Additionally, Q-linea carried out a retrospective study in Sevilla, Spain, a region with high prevalence of AMR, and showed that ASTar had a strong overall agreement with reference BMD methods in E. coli isolates harbouring blaOXA-1 and blaTEM-1. Resistance genes associated with poor reliability in piperacillin-tazobactam (PTZ) AST from commercial panels that frequently yield MIC values within the area of technical uncertainty category (ATU), possibly contributing to increased mortality.
Because of this, several guidelines have recently rejected the use of PTZ as a carbapenem-sparing agent in ESBL-producing infections.
The study showed that ASTar can provide MIC of PTZ on the same working day as detecting an E. coli-positive blood culture, with strong concordance to reference, even in isolates that pose difficulties with other commercial devices. With this improvement in the accuracy of piperacillin/tazobactam sensitivity, this combination could be re-evaluated for use in ESBL-producing infections.
Looking to the future
At Q-linea, it has been an exciting year where the company has expanded its operations throughout Europe, securing multiple distribution partnerships in the UK, France, Norway and Poland, and formed a legal entity in Italy to accelerate the commercialisation of ASTar.

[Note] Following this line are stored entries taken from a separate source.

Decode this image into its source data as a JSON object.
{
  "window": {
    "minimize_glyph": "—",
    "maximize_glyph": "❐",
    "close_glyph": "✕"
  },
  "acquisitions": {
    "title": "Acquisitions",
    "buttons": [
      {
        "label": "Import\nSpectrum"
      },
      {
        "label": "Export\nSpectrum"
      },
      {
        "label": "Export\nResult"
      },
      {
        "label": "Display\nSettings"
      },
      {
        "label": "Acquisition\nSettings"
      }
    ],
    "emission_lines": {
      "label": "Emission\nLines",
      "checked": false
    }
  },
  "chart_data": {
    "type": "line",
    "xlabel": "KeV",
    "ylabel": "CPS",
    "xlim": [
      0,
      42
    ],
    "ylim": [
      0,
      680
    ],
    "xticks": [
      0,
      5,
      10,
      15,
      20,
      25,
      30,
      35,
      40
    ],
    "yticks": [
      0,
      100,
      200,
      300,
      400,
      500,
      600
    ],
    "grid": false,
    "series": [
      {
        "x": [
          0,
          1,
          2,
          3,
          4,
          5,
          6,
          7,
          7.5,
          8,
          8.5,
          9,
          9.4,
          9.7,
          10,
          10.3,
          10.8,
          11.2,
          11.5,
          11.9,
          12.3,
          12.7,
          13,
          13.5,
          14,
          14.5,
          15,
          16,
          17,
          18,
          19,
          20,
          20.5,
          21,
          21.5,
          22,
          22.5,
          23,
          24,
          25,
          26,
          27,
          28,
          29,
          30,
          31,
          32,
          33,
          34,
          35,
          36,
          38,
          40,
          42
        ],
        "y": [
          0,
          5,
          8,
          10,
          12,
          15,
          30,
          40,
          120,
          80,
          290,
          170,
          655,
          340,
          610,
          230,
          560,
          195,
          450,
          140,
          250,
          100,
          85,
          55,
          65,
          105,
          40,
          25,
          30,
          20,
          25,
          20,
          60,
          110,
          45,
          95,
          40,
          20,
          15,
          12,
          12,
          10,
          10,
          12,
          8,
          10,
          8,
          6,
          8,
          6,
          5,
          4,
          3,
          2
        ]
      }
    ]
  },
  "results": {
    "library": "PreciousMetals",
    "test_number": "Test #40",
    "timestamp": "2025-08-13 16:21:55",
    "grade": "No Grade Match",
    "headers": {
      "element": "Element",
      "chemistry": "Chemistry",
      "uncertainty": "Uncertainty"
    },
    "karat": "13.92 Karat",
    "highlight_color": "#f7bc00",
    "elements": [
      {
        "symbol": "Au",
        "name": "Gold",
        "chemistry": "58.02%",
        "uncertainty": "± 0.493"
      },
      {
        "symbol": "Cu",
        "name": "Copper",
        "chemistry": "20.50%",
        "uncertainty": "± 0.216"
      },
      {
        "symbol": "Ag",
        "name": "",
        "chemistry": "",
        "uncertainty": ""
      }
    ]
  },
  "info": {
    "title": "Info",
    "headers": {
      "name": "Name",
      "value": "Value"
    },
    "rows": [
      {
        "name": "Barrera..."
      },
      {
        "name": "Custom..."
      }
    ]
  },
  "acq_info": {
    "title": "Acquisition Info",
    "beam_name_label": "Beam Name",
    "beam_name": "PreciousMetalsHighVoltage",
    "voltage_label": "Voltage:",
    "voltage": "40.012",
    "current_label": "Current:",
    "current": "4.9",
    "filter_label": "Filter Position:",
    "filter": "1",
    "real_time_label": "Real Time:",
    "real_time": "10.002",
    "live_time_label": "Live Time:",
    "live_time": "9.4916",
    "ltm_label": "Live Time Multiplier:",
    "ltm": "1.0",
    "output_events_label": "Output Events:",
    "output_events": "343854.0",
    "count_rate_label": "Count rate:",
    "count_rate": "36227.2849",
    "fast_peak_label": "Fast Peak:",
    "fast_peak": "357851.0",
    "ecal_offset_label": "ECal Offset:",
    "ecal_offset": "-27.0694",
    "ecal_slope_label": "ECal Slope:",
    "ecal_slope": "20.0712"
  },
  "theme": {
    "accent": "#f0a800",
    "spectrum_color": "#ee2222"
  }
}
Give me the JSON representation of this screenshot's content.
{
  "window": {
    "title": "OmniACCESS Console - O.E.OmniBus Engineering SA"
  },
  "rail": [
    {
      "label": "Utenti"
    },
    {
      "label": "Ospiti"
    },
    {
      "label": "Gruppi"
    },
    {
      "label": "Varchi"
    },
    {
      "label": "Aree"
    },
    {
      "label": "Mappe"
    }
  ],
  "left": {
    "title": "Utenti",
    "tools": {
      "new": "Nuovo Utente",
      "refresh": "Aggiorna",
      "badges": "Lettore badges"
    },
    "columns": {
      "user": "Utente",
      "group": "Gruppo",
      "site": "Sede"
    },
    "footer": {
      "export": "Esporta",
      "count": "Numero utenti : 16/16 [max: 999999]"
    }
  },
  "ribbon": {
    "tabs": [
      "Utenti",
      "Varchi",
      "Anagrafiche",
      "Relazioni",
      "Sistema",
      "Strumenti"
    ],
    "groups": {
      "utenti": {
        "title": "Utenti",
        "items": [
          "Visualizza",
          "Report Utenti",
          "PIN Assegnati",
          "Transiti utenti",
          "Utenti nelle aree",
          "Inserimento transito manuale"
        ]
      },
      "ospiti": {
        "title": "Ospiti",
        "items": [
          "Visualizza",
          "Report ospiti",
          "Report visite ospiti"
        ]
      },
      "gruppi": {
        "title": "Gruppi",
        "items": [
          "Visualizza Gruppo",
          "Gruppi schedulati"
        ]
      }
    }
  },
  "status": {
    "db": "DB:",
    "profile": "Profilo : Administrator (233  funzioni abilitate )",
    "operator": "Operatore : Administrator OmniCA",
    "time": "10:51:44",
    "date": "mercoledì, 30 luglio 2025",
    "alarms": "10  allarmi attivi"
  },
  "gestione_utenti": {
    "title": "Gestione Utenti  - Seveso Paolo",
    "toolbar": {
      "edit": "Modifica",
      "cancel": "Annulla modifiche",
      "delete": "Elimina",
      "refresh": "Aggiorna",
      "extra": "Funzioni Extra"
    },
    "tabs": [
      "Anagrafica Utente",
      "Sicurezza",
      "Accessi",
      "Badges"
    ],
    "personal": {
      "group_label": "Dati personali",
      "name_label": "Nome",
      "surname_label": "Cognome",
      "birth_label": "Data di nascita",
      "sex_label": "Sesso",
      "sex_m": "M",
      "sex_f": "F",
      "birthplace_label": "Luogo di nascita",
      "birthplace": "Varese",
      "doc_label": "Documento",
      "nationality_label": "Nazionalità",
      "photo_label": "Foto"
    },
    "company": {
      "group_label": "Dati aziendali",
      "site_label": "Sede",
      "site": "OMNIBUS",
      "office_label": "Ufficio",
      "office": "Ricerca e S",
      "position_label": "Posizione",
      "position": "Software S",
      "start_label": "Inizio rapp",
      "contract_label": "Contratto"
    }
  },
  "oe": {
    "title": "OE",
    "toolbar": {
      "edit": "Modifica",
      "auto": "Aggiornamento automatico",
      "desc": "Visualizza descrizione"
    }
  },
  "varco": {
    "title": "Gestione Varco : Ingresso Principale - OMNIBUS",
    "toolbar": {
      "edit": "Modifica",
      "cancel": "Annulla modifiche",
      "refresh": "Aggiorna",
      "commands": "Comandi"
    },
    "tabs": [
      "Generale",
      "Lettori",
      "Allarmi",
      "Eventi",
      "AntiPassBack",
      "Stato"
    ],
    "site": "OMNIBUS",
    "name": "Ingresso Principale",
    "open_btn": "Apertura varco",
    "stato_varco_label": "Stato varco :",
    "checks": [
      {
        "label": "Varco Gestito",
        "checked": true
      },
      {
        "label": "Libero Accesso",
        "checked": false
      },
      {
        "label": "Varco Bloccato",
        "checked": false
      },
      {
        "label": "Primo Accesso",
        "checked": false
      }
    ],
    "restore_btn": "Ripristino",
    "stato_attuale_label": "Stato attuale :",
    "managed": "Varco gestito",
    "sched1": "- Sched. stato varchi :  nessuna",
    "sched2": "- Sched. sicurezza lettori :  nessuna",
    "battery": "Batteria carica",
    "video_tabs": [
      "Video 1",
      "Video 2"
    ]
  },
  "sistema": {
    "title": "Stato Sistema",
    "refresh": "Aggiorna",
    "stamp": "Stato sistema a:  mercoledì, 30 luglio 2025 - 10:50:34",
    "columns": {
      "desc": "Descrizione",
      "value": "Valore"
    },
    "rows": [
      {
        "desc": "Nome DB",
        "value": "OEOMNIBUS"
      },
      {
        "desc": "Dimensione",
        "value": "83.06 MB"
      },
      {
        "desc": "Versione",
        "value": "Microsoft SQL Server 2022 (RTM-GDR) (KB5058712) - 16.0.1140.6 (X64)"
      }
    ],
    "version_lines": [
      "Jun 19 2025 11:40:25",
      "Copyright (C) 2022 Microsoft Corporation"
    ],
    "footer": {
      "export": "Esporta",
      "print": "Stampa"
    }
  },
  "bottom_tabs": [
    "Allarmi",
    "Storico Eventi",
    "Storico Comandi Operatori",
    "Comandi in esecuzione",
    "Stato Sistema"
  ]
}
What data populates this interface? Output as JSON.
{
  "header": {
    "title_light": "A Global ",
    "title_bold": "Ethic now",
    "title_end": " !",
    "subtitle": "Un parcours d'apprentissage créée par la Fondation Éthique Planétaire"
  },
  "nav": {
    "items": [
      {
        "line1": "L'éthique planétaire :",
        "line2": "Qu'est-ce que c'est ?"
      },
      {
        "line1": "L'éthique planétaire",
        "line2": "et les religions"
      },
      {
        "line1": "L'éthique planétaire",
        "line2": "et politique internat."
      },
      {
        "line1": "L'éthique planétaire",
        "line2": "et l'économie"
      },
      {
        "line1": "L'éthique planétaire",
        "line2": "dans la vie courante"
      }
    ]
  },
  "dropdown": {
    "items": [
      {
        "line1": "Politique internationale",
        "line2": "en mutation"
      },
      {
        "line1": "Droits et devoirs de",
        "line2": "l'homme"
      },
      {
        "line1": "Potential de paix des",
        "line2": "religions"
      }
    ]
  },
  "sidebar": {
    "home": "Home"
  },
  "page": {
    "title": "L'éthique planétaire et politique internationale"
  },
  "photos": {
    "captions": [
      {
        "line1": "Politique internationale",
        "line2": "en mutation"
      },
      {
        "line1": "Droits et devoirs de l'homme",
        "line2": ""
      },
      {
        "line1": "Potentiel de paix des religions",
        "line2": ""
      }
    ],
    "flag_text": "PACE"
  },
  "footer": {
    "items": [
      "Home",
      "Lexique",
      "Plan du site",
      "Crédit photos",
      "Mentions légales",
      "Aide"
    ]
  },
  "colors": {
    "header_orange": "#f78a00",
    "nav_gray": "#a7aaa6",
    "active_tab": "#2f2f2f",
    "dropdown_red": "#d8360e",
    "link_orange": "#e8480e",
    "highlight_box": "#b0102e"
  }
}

Q-linea is also gaining momentum in the US, having completed its FDA clinical trials, and begun expanding its commercial organisation there. Several ASTar evaluations and studies have been completed and others are ongoing in several geographies. It is evident that increasing AMR and the impact it has on the treatment of infectious diseases is a global issue causing millions of potentially avoidable deaths and driving up the cost of healthcare. To tackle challenges like AMR and improve the management of septic patients, rapid AST is becoming an essential component in every diagnostics lab, and the strong interest we have seen so far shows that ASTar is ideally fitted for this cause.
Q-linea has confidence that the continuous refinement of the ASTar system helps to future-proof healthcare and will help to ensure that antibiotics continue to be an effective treatment option for future generations.